Lea liest

Schwere Zeiten und skandalöse Bären

von Lea Schlenker 4. Februar 2025

Lea liest Die Dichterin Lea Schlenker stellt in ihrer Kolumne jeden Monat drei Lieblingsbücher vor. Diesmal mit dabei: Margaret Atwood, Julia Fox und John le Carré – von Dystopie bis Spionage.
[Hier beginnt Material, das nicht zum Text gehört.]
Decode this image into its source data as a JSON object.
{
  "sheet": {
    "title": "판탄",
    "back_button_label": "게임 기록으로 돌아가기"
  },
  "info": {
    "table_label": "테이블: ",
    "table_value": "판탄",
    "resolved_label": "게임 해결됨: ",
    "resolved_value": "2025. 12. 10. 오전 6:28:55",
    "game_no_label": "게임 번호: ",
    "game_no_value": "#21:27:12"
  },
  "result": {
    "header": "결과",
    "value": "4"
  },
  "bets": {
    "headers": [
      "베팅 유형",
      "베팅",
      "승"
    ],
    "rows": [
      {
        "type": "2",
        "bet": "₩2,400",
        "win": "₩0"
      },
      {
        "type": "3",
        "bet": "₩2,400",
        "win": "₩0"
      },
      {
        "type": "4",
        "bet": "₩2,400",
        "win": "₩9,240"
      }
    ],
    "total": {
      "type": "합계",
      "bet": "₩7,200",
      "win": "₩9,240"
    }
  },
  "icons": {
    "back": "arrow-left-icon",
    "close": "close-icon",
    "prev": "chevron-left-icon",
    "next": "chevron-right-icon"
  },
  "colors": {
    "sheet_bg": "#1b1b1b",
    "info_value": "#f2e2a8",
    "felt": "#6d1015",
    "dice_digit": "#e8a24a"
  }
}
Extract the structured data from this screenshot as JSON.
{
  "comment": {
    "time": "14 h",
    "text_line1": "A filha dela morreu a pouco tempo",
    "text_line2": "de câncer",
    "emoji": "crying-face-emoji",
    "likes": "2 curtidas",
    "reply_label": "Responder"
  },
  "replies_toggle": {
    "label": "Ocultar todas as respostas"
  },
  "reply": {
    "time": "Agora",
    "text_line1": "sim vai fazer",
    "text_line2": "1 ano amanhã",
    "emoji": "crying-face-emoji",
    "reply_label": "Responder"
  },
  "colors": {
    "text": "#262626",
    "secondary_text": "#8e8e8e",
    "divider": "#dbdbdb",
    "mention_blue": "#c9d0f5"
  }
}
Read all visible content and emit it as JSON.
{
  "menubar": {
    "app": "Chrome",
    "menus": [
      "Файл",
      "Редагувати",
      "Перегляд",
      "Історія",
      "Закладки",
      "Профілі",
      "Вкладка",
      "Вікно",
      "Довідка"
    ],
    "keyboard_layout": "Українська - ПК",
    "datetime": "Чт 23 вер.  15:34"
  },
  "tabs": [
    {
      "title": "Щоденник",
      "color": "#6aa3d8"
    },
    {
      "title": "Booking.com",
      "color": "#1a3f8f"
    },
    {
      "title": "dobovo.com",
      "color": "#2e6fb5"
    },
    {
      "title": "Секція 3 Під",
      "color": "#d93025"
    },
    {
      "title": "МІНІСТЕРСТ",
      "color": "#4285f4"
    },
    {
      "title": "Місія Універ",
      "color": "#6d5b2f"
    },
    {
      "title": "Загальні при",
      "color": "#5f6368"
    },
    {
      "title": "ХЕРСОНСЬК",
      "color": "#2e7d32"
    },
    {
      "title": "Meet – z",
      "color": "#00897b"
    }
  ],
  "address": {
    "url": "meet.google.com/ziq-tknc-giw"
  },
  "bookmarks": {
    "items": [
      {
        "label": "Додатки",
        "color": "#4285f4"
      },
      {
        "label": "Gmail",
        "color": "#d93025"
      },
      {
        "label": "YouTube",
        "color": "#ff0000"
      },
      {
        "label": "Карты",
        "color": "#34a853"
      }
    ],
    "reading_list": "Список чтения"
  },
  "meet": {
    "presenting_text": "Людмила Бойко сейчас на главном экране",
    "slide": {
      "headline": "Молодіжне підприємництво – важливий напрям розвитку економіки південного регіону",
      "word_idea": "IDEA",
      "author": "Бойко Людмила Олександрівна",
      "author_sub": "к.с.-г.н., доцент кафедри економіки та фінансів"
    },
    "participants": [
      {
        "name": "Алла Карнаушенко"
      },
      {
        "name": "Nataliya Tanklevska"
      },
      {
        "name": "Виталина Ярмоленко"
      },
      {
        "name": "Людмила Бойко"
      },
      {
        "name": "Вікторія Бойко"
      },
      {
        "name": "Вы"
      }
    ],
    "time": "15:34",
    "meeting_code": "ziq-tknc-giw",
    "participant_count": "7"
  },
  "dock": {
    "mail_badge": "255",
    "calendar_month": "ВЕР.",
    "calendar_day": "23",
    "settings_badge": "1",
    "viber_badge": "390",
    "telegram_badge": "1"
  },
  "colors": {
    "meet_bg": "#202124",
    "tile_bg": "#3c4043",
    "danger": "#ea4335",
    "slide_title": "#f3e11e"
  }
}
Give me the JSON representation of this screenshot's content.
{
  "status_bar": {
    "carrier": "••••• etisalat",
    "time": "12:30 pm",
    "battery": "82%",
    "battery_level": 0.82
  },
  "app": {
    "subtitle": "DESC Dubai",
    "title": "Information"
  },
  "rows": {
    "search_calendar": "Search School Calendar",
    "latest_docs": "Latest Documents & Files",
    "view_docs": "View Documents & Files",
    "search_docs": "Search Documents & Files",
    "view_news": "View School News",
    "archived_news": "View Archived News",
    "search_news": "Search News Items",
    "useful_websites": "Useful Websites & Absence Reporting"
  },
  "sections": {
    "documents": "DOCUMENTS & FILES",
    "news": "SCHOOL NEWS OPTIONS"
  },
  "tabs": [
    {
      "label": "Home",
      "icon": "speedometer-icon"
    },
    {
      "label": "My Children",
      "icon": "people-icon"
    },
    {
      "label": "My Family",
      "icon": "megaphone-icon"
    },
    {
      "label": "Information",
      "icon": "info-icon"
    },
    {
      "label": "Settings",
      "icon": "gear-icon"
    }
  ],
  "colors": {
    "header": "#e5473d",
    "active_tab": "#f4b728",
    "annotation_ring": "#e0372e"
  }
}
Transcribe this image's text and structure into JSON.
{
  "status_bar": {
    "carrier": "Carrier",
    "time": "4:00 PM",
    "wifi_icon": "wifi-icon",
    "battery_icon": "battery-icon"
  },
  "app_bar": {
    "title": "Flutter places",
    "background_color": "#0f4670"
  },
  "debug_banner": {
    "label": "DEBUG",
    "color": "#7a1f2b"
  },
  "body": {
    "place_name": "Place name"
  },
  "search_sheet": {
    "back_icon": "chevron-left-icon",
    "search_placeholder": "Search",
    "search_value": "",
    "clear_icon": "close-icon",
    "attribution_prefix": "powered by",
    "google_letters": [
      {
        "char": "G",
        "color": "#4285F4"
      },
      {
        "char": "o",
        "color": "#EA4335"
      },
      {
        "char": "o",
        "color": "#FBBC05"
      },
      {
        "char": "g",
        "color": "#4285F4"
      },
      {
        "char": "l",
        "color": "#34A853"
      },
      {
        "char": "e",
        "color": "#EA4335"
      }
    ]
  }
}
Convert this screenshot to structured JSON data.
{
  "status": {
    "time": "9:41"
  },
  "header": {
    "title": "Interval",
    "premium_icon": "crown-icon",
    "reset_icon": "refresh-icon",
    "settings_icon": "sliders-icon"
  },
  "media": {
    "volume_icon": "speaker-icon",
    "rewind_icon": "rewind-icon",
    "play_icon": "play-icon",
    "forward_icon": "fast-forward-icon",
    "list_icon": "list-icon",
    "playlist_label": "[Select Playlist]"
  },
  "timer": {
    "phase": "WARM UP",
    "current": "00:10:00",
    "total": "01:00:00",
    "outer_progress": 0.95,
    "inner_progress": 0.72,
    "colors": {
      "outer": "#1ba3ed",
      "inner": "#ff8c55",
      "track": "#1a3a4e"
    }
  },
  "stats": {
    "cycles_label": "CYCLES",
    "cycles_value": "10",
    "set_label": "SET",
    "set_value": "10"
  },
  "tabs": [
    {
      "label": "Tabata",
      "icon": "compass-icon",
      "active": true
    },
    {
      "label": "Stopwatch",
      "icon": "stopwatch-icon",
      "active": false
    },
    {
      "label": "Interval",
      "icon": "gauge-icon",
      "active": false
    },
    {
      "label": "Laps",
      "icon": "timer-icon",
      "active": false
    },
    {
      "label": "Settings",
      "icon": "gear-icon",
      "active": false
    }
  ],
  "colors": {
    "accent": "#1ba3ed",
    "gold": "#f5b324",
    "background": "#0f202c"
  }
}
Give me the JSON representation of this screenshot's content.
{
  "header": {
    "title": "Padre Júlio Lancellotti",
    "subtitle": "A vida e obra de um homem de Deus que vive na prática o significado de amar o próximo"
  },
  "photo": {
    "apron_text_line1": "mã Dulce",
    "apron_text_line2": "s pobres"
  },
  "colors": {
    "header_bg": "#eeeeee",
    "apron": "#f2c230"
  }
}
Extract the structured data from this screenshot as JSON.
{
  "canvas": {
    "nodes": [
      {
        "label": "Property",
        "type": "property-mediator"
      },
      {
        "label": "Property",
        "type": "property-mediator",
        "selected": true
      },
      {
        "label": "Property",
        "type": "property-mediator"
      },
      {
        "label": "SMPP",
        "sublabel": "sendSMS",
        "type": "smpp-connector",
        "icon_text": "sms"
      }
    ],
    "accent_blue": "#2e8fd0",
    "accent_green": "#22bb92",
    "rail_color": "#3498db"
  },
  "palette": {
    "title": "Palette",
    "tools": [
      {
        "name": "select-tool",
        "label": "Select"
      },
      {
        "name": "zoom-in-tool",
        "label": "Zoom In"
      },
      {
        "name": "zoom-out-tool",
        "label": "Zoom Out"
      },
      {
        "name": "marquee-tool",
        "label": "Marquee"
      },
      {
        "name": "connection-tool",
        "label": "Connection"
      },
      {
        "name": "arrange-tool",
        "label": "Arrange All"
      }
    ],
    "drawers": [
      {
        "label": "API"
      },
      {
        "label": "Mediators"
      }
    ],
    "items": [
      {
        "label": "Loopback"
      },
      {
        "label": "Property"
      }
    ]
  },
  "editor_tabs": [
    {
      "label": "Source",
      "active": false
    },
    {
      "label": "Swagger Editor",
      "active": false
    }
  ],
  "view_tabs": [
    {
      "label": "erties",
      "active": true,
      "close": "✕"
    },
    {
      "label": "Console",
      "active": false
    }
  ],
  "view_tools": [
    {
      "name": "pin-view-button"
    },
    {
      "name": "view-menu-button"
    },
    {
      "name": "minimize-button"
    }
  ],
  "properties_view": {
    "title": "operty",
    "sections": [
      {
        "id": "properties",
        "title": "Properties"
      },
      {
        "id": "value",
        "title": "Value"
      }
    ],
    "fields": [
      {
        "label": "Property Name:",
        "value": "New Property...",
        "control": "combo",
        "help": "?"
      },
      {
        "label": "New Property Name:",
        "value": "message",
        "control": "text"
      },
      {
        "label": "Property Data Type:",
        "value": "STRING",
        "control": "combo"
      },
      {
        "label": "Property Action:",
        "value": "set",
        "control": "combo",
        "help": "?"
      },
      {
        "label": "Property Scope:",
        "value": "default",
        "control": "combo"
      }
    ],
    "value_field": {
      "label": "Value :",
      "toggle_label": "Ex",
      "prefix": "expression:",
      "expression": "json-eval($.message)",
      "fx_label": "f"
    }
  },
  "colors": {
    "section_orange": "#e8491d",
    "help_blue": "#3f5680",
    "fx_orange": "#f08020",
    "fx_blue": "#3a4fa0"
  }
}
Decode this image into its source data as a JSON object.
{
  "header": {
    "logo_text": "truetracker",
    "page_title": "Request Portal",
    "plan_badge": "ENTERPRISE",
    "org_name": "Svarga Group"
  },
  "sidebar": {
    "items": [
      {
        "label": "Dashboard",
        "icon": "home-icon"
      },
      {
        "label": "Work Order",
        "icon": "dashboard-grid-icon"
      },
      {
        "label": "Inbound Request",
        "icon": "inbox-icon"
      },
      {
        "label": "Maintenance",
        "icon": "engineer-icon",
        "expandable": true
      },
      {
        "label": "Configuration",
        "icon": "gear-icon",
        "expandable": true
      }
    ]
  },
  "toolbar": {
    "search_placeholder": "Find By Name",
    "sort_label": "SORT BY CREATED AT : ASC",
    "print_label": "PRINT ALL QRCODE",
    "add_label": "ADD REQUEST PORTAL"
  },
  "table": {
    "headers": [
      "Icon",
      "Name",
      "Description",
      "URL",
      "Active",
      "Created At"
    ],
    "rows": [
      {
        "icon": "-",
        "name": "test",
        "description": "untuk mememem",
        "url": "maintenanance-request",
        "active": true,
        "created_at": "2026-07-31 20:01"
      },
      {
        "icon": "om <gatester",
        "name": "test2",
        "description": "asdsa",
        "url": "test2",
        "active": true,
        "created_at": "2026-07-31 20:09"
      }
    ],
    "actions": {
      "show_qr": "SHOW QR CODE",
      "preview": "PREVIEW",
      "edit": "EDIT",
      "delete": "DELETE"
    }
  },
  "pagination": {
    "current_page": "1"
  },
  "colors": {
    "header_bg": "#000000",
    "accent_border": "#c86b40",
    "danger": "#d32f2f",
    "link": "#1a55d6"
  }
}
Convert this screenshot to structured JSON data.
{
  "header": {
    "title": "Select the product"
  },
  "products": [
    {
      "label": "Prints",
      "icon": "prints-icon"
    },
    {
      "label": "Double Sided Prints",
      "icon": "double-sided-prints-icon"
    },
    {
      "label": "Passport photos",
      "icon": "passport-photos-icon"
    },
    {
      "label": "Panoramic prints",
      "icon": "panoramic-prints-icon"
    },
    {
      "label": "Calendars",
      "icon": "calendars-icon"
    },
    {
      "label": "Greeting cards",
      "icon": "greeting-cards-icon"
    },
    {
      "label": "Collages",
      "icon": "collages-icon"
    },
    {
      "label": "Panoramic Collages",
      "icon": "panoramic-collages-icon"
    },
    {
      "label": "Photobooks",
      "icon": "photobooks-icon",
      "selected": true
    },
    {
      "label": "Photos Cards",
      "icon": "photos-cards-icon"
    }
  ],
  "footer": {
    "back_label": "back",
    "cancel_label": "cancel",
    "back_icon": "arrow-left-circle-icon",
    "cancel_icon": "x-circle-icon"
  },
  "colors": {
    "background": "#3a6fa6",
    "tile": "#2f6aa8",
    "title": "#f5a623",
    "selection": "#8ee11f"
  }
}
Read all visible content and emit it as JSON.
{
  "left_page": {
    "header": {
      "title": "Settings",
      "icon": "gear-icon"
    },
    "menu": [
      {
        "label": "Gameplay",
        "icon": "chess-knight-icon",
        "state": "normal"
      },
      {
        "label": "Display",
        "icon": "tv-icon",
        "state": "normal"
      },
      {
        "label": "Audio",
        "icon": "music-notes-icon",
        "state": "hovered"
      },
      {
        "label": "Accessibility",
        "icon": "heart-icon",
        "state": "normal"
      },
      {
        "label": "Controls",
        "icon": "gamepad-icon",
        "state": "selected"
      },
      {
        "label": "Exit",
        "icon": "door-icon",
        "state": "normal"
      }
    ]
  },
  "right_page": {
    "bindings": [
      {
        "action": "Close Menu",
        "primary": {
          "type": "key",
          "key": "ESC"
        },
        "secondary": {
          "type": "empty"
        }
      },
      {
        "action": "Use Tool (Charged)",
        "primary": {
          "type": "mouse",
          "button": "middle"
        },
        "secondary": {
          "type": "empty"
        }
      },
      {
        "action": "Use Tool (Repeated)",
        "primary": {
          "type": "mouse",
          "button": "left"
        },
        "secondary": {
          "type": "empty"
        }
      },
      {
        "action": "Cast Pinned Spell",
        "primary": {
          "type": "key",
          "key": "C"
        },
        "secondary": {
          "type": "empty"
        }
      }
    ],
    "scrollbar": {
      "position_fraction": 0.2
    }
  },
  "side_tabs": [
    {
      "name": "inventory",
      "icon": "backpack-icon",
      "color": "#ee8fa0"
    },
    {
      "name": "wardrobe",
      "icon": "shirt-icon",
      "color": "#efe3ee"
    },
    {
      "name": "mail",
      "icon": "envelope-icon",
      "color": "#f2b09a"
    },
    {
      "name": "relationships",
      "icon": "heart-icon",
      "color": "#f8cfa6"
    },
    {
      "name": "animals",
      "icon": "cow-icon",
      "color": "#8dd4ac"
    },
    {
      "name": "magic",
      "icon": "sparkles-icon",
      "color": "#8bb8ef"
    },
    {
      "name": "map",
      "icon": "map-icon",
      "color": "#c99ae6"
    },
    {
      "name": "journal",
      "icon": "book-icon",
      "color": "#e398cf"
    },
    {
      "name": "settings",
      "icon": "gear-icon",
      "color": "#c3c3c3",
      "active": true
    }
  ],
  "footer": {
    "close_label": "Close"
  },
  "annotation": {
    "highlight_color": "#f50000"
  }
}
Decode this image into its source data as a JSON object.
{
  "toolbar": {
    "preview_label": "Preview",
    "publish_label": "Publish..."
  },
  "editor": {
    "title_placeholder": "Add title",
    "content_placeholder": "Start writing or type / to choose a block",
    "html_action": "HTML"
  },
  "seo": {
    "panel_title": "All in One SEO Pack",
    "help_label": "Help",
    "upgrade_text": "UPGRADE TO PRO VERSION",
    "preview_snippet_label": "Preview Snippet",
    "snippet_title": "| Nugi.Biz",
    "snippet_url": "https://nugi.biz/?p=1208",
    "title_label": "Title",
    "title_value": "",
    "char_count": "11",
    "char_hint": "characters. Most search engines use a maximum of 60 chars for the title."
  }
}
Silvester habe ich bei Freunden in Zürich verbracht. Wir sitzen auf der Couch, nippen an unseren Sektgläsern und kommen irgendwann und irgendwie auf ein Onlinequiz zu sprechen, dass eine der Anwesenden kürzlich ausgefüllt hat. In diesem Onlinequiz kann man herausfinden, welcher Charakter in der Serie Handmaids Tale zu einem passt.

Da gibt es einige weibliche Charaktere, die zur Verfügung stehen – Handmaids, Wives, Aunts oder Marthas. Eine erstrebenswerte Existenz stellt allerdings keine dieser Figuren dar. Und obwohl die Serie bzw. die Buchreihe von Margaret Atwood eine fiktive Geschichte in einem dystopischen Amerika sein soll, ist es doch vielen Frauen, die ich kenne, unwohl bei der ganzen Sache. Ist es nur tatsächlich nur ein dystopisches Amerika, oder legen wir die Weichen für diese Zukunft bereits schon jetzt?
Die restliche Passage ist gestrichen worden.